As for what the defendant can expect from a successfully-brought case, the answer is that it generally depends. Under Georgia law, if the plaintiff cannot produce a compelling case of economic harm, then remedies may be fairly restricted. On the other hand, if there is sufficient cause of action, then it may be possible for a jury to come up with an extremely large verdict. As for Georgia specifically, we have seen some "big-ticket" cases in spite of the state’s reputation as a relatively conservative state. For example, there have been cases that have awarded tens of thousands of dollars for emotional distress—for the plaintiff alone. Courts have also awarded more than a million dollars in defamation actions. Basically, the jury will determine what it will award. Such damages are often found to be punitive, and meant to punish the plaintiff, so that the defendant has to feel some kind of financial loss for what it had done and as motivation to do better.

How to Start a Georgia Slander Lawsuit

Your first step when pursuing a slander claim in Georgia is to immediately contact and meet with an experienced Georgia defamation attorney. There are time limits on the filing of your claim and you do not want to run out of time before you bring your claim.
Once you have met with your attorney and determined that you have a valid claim, you can proceed with the filing of your suit. In most instances, the lawsuit will need to be filed within one year of the date of the slanderous statement. Unlike a libel action, which can begin with a negative implication without any specific statement, slander requires a positive statement to have been made. During the consultation, your lawyer will discuss whether the statement was in fact made, when it was made, and how the statement was made. Any of these factors can affect the outcome of your case.

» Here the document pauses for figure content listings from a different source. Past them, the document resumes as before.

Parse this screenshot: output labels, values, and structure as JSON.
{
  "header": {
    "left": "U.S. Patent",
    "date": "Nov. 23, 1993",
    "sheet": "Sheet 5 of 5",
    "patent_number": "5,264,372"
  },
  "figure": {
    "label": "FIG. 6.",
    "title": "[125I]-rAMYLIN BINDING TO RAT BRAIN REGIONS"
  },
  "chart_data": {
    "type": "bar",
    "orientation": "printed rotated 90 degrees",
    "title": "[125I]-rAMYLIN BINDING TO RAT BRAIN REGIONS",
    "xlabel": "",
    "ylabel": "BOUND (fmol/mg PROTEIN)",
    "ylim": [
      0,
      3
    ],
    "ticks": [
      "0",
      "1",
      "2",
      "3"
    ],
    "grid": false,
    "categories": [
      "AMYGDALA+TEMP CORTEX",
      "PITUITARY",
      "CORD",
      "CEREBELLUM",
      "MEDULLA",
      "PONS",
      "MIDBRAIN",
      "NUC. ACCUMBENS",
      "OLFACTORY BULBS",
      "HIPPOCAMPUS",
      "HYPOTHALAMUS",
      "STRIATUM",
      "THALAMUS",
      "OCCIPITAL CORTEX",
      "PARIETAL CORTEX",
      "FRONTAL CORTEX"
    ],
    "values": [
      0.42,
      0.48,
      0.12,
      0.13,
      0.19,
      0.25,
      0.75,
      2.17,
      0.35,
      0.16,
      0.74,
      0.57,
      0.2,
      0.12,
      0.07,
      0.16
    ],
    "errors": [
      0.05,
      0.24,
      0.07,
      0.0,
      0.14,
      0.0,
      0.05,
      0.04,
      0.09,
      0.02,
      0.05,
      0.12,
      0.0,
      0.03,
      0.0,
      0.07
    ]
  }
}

Once your lawyer has reviewed the information you have provided, he or she may proceed with the filing of the claim. A typical slander action in Georgia will include a complaint, verification, summons and civil case filing information . The complaint will have certain items it must contain, including the facts supporting your case. The verification is a written statement under oath that the facts in the complaint are true. A summons instructs the other party to respond to the complaint. Finally, the civil case filing information provides the pertinent information regarding the parties involved in the case as well as the judge and court location. This is all a function of the court house system in Georgia that handles the case.

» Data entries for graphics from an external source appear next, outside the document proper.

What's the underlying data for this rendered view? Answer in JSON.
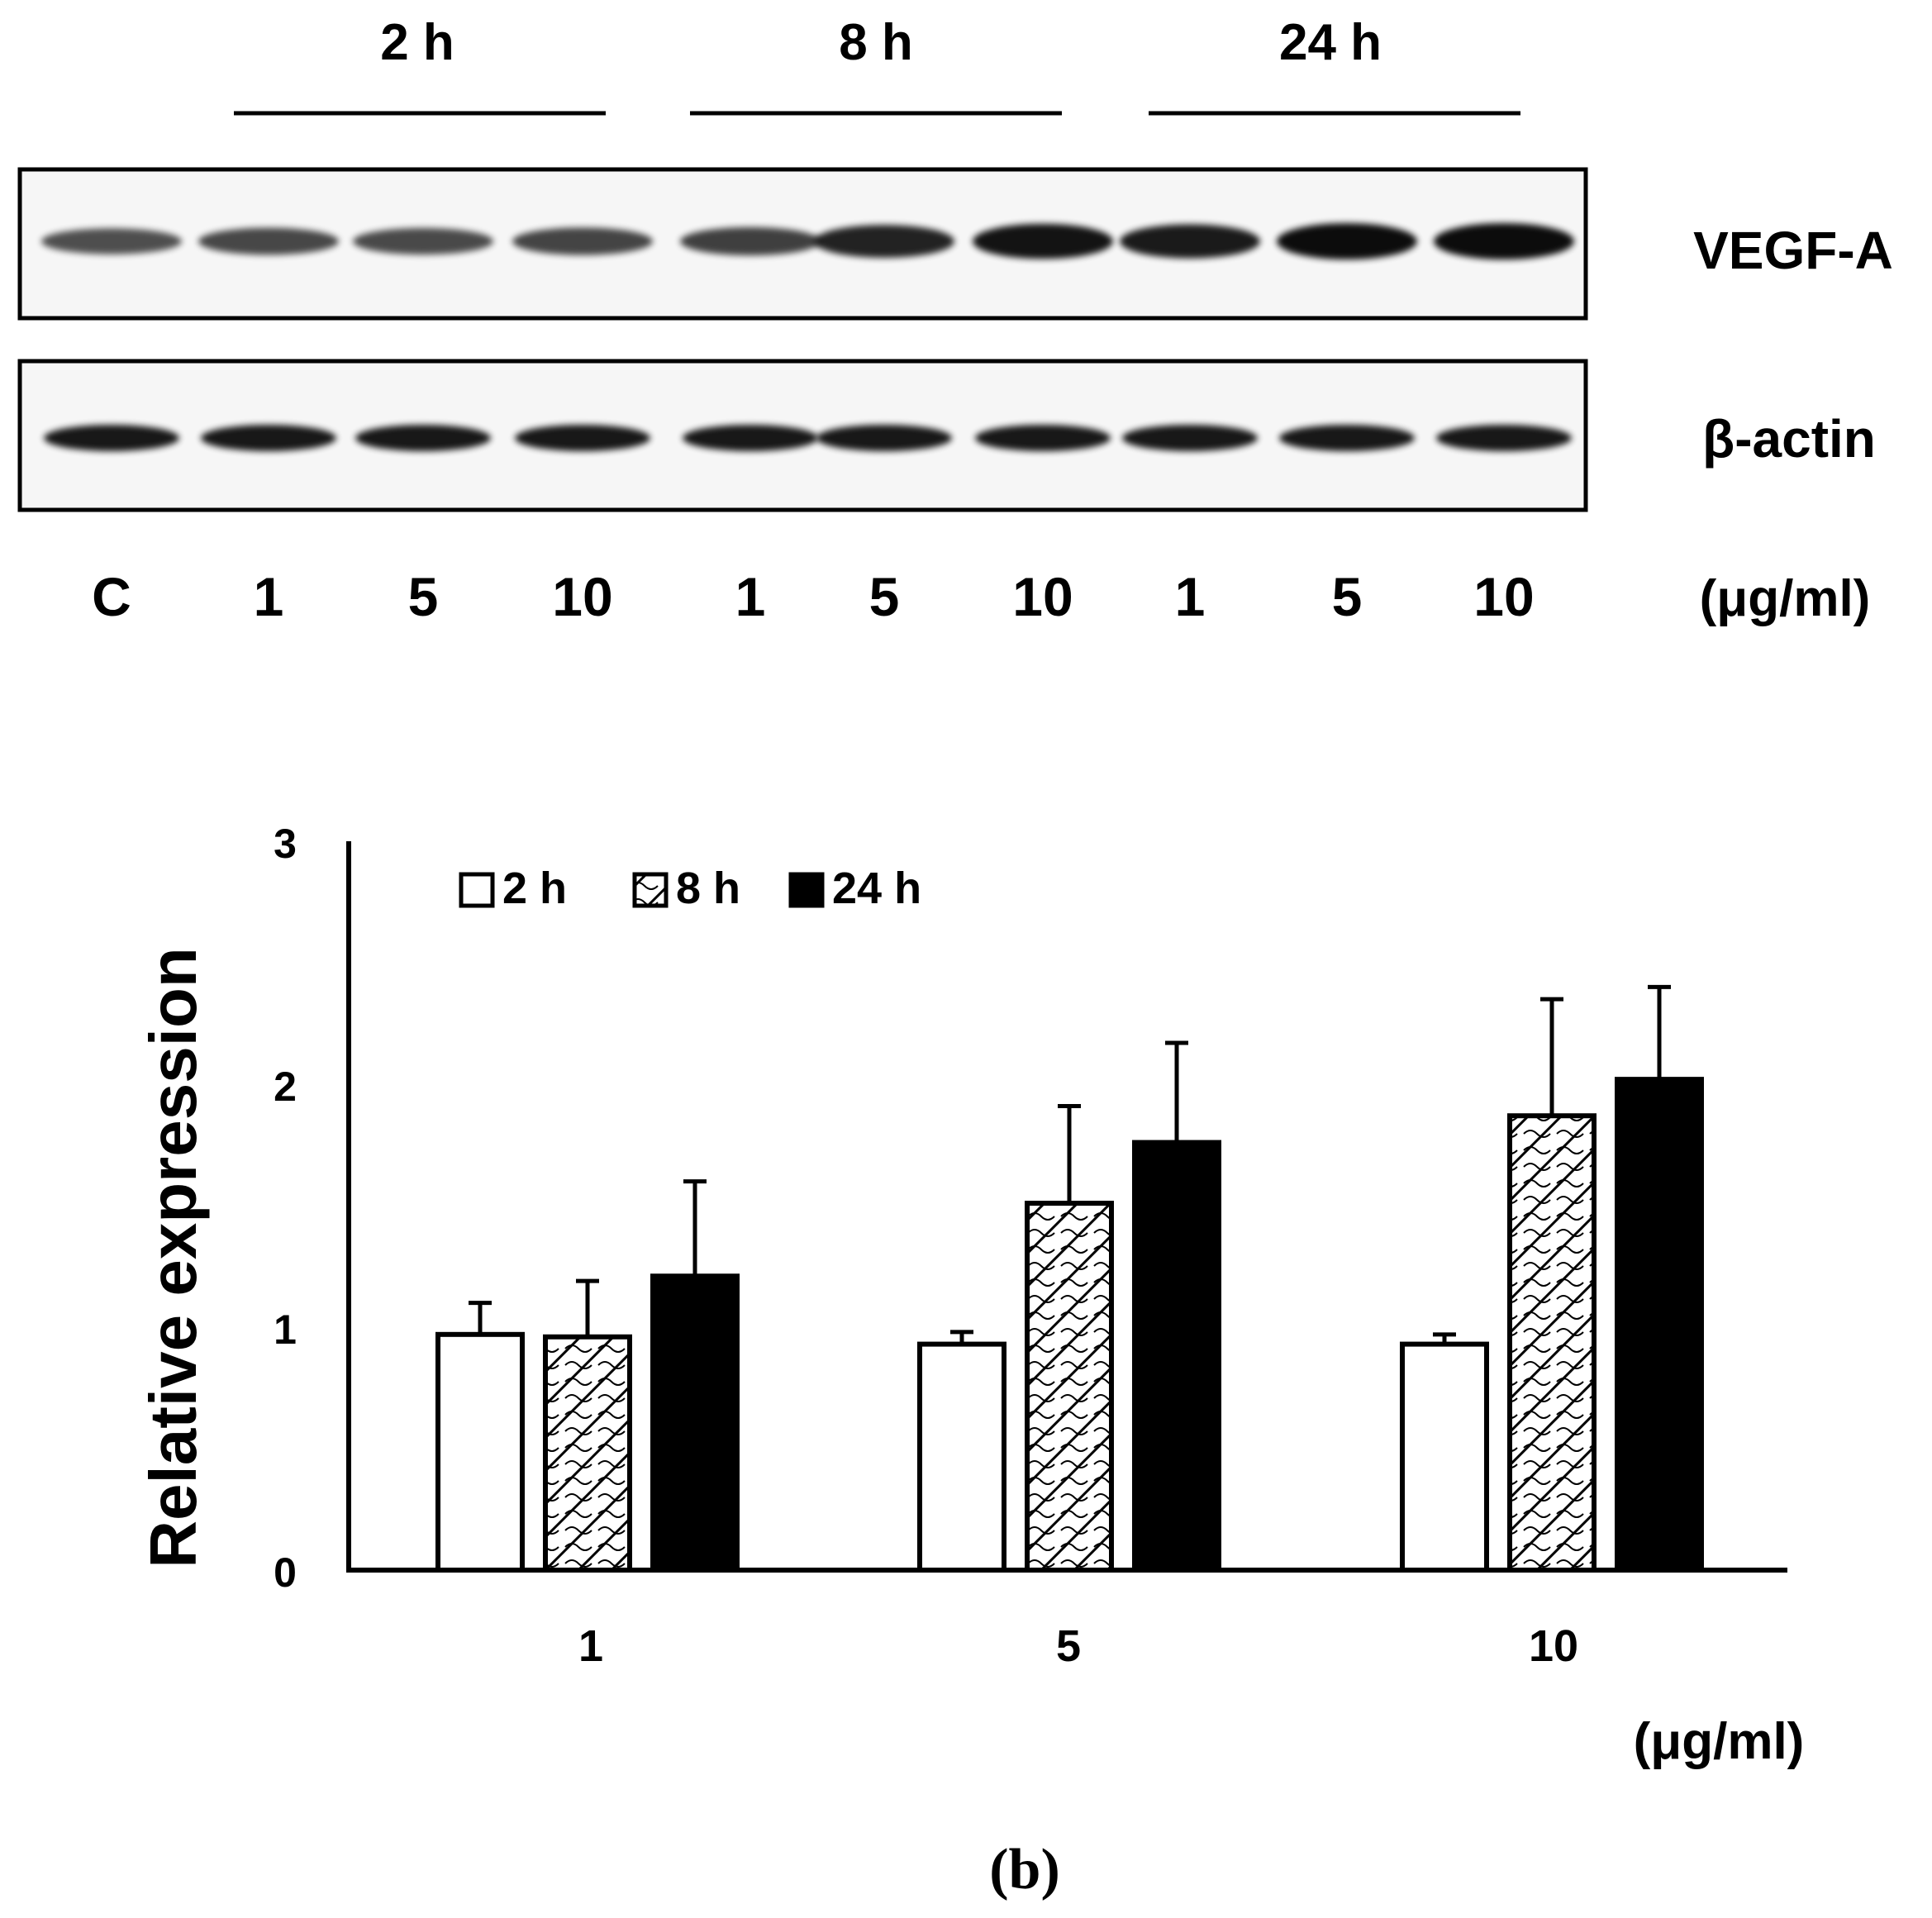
{
  "western_blot": {
    "time_groups": [
      "2 h",
      "8 h",
      "24 h"
    ],
    "lane_labels": [
      "C",
      "1",
      "5",
      "10",
      "1",
      "5",
      "10",
      "1",
      "5",
      "10"
    ],
    "unit_label": "(μg/ml)",
    "protein_labels": [
      "VEGF-A",
      "β-actin"
    ],
    "vegf_intensity": [
      0.55,
      0.6,
      0.58,
      0.62,
      0.65,
      0.85,
      0.95,
      0.9,
      1.0,
      1.0
    ],
    "actin_intensity": [
      1,
      1,
      1,
      1,
      1,
      1,
      1,
      1,
      1,
      1
    ]
  },
  "chart_data": {
    "type": "bar",
    "ylabel": "Relative expression",
    "xlabel": "(μg/ml)",
    "categories": [
      "1",
      "5",
      "10"
    ],
    "ylim": [
      0,
      3
    ],
    "yticks": [
      "0",
      "1",
      "2",
      "3"
    ],
    "legend_position": "top-left",
    "series": [
      {
        "name": "2 h",
        "fill": "white",
        "values": [
          0.97,
          0.93,
          0.93
        ],
        "errors": [
          0.13,
          0.05,
          0.04
        ]
      },
      {
        "name": "8 h",
        "fill": "hatch",
        "values": [
          0.96,
          1.51,
          1.87
        ],
        "errors": [
          0.23,
          0.4,
          0.48
        ]
      },
      {
        "name": "24 h",
        "fill": "black",
        "values": [
          1.21,
          1.76,
          2.02
        ],
        "errors": [
          0.39,
          0.41,
          0.38
        ]
      }
    ]
  },
  "panel_label": "(b)"
}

The complaint must be served on the defendant through adequate service. Once the defendant has been served, they will have thirty days to respond to the complaint or a default judgment can be issued against them. The defendant may respond in one of two ways; by answering the complaint or by filing a motion to dismiss. If an answer is filed, the court sets a date for your attorney and the defendant’s attorney to appear before a judge and present their cases. If the defendant refuses to answer the complaint, a clerk of the court can enter a default judgment. If the lawsuit is successful, you can be awarded compensatory damages, punitive damages, and attorneys’ fees.